Site hosted by Angelfire.com: Build your free website today!

КОГДА ВЛАСТИ ГОВОРИЛИ: «ИЗЛОЖИТЕСВОЮ ПРОГРАММУ»,  ИМ В ОТВЕТ СМЕЯЛИСЬ В ЛИЦО 

Рассказывает Элен Шателелен,
кинодокументалистка,
участница Красного Мая.
 
Корр.: Главный вопрос, который я хотел бы задать, это одно большое ПОЧЕМУ? Почему тогда, в конце 60-х быть молодым значило – быть левым, почему молодежь вдруг кинулась изучать Бакунина, Мао, Троцкого, Маркузе? Ведь никакого экономического кризиса тогда не было.

Элен Шателен: Это очень большой вопрос и однозначного вопроса на него нет. Я помню, как за месяц до событий, в апреле или марте, была напечатана статья, ставшая впоследствии знаменитой:»Франция спит».Никто не может ответить на вопрос, почему это началось, все попытки найти какую-либо одну причину, почему общество взрывается, - безуспешны. Движение, подобное Маю 68-го, лежит вне рамок исторических объяснений в традиционных политических терминах, сложившихся в XIX веке. Это первый или последний взрыв, который преодолел все логические схемы.

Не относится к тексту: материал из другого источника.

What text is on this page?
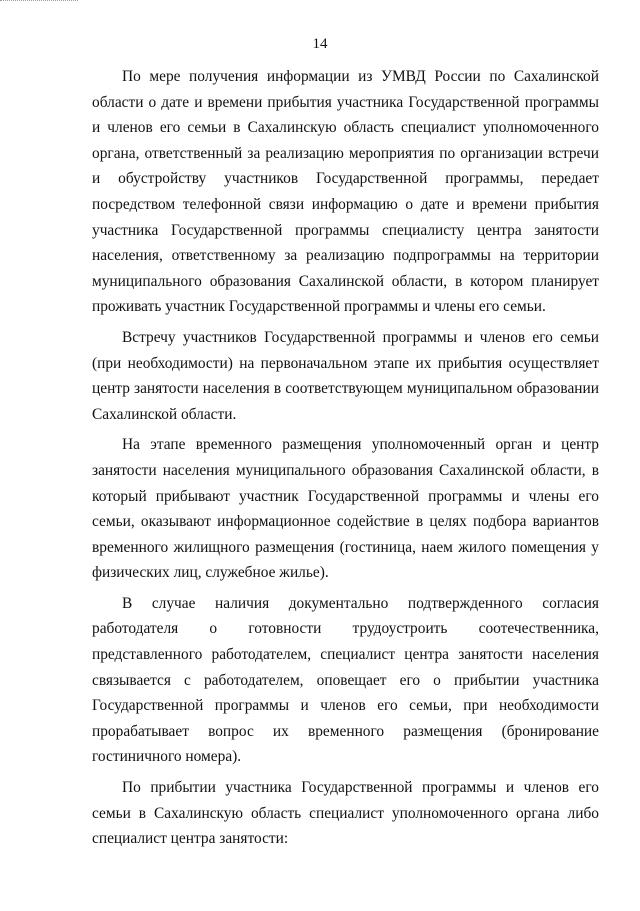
14

По мере получения информации из УМВД России по Сахалинской области о дате и времени прибытия участника Государственной программы и членов его семьи в Сахалинскую область специалист уполномоченного органа, ответственный за реализацию мероприятия по организации встречи и обустройству участников Государственной программы, передает посредством телефонной связи информацию о дате и времени прибытия участника Государственной программы специалисту центра занятости населения, ответственному за реализацию подпрограммы на территории муниципального образования Сахалинской области, в котором планирует проживать участник Государственной программы и члены его семьи.

Встречу участников Государственной программы и членов его семьи (при необходимости) на первоначальном этапе их прибытия осуществляет центр занятости населения в соответствующем муниципальном образовании Сахалинской области.

На этапе временного размещения уполномоченный орган и центр занятости населения муниципального образования Сахалинской области, в который прибывают участник Государственной программы и члены его семьи, оказывают информационное содействие в целях подбора вариантов временного жилищного размещения (гостиница, наем жилого помещения у физических лиц, служебное жилье).

В случае наличия документально подтвержденного согласия работодателя о готовности трудоустроить соотечественника, представленного работодателем, специалист центра занятости населения связывается с работодателем, оповещает его о прибытии участника Государственной программы и членов его семьи, при необходимости прорабатывает вопрос их временного размещения (бронирование гостиничного номера).

По прибытии участника Государственной программы и членов его семьи в Сахалинскую область специалист уполномоченного органа либо специалист центра занятости:
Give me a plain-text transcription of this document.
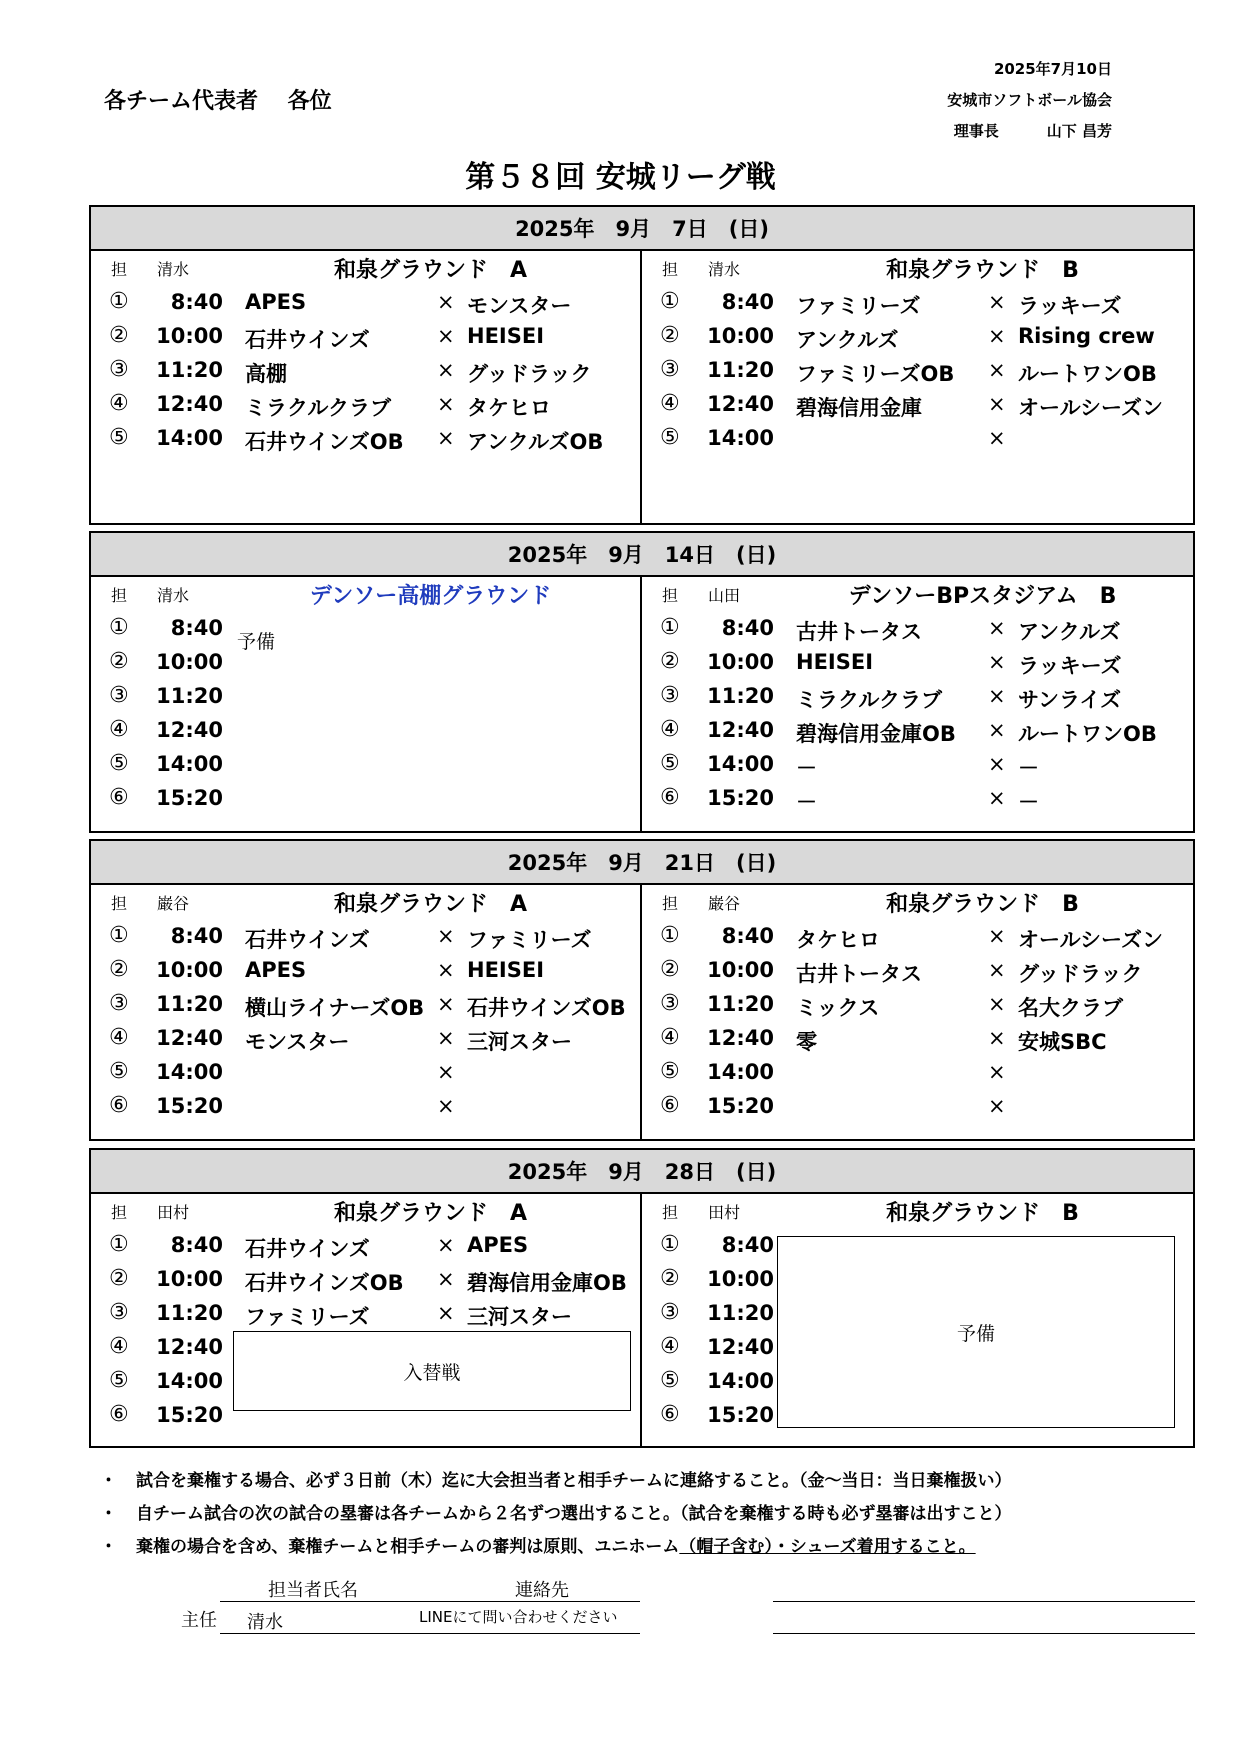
各チーム代表者　 各位
2025年7月10日
安城市ソフトボール協会
理事長	山下 昌芳
第５８回 安城リーグ戦
2025年　9月　7日　(日)
担 清水	和泉グラウンド　A
①	8:40 APES	× モンスター
②	10:00 石井ウインズ	× HEISEI
③	11:20 高棚	× グッドラック
④	12:40 ミラクルクラブ	× タケヒロ
⑤	14:00 石井ウインズOB	× アンクルズOB
担 清水	和泉グラウンド　B
①	8:40 ファミリーズ	× ラッキーズ
②	10:00 アンクルズ	× Rising crew
③	11:20 ファミリーズOB	× ルートワンOB
④	12:40 碧海信用金庫	× オールシーズン
⑤	14:00	×
2025年　9月　14日　(日)
担 清水	デンソー高棚グラウンド
①	8:40
②	10:00
③	11:20
④	12:40
⑤	14:00
⑥	15:20
予備
担 山田	デンソーBPスタジアム　B
①	8:40 古井トータス	× アンクルズ
②	10:00 HEISEI	× ラッキーズ
③	11:20 ミラクルクラブ	× サンライズ
④	12:40 碧海信用金庫OB	× ルートワンOB
⑤	14:00 －	× －
⑥	15:20 －	× －
2025年　9月　21日　(日)
担 巌谷	和泉グラウンド　A
①	8:40 石井ウインズ	× ファミリーズ
②	10:00 APES	× HEISEI
③	11:20 横山ライナーズOB × 石井ウインズOB
④	12:40 モンスター	× 三河スター
⑤	14:00	×
⑥	15:20	×
担 巌谷	和泉グラウンド　B
①	8:40 タケヒロ	× オールシーズン
②	10:00 古井トータス	× グッドラック
③	11:20 ミックス	× 名大クラブ
④	12:40 零	× 安城SBC
⑤	14:00	×
⑥	15:20	×
2025年　9月　28日　(日)
担 田村	和泉グラウンド　A
①	8:40 石井ウインズ	× APES
②	10:00 石井ウインズOB	× 碧海信用金庫OB
③	11:20 ファミリーズ	× 三河スター
④	12:40
⑤	14:00
⑥	15:20
入替戦
担 田村	和泉グラウンド　B
①	8:40
②	10:00
③	11:20
④	12:40
⑤	14:00
⑥	15:20
予備
・ 試合を棄権する場合、必ず３日前（木）迄に大会担当者と相手チームに連絡すること。（金～当日：当日棄権扱い）
・ 自チーム試合の次の試合の塁審は各チームから２名ずつ選出すること。（試合を棄権する時も必ず塁審は出すこと）
・ 棄権の場合を含め、棄権チームと相手チームの審判は原則、ユニホーム（帽子含む）・シューズ着用すること。
担当者氏名	連絡先
主任 清水	LINEにて問い合わせください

Франция исторически очень политизированная страна, здесь существуют традиции, связанные с Сопротивлением, Народным Фронтом, всей историей левого движения. У нас была очень догматическая и очень сильная компартия. У нас еще в конце 50-х – начале 60-х была биполярная, двухцветная политическая жизнь: правые и коммунисты. На культурном уровне влияние компартии было очень сильным, все наши папы и дедушки были связаны с компартией. Вся богема, вся культурная жизнь была очень левой (правые смогли поднять голову только пять лет назад, только сейчас они смогли открыто говорить: мы антисемиты, мы нацисты. Раньше это было невозможно). И язык, и образ мышления в культуре были связаны с традиционным коммунистическим образом мышления. Остальные левые были чисто политическими организациями. Были троцкисты – жуткие конспираторы, всегда в черных очках, имели по 12 разных имен и псевдонимов. Они все знали, были очень серьезными и к любому политическому событию давали свой комментарий. Анархистских движений почти не существовало, это были каким-то чудом уцелевшие с 30-хгодов динозавры.

Корр.: А «Ситуационистский интернационал?

Э.Ш.: Это была маленькая, острая на язык, очень умная группа. Все движение состояло из 5 человек, издававших газету «Интернасьональ ситуационист». Но именно они подготовили культурную почву, «умную культуру», чтобы этот взрыв произошел. Переходя на более высокий политический и исторический уровень, следует сказать, что очень важным фактором для нас была «антиимпериалистическая борьба». Все движение началось именно на этой почве. Все левые объединились вокруг вьетнамской войны, вокруг Латинской Америки. Вокруг дискуссий по этим проблемам в университете сформировались группы и троцкистские, и полуанархистские (тогда еще было не совсем ясно, что они анархисты), и все они боролись с компартией с более левых позиций.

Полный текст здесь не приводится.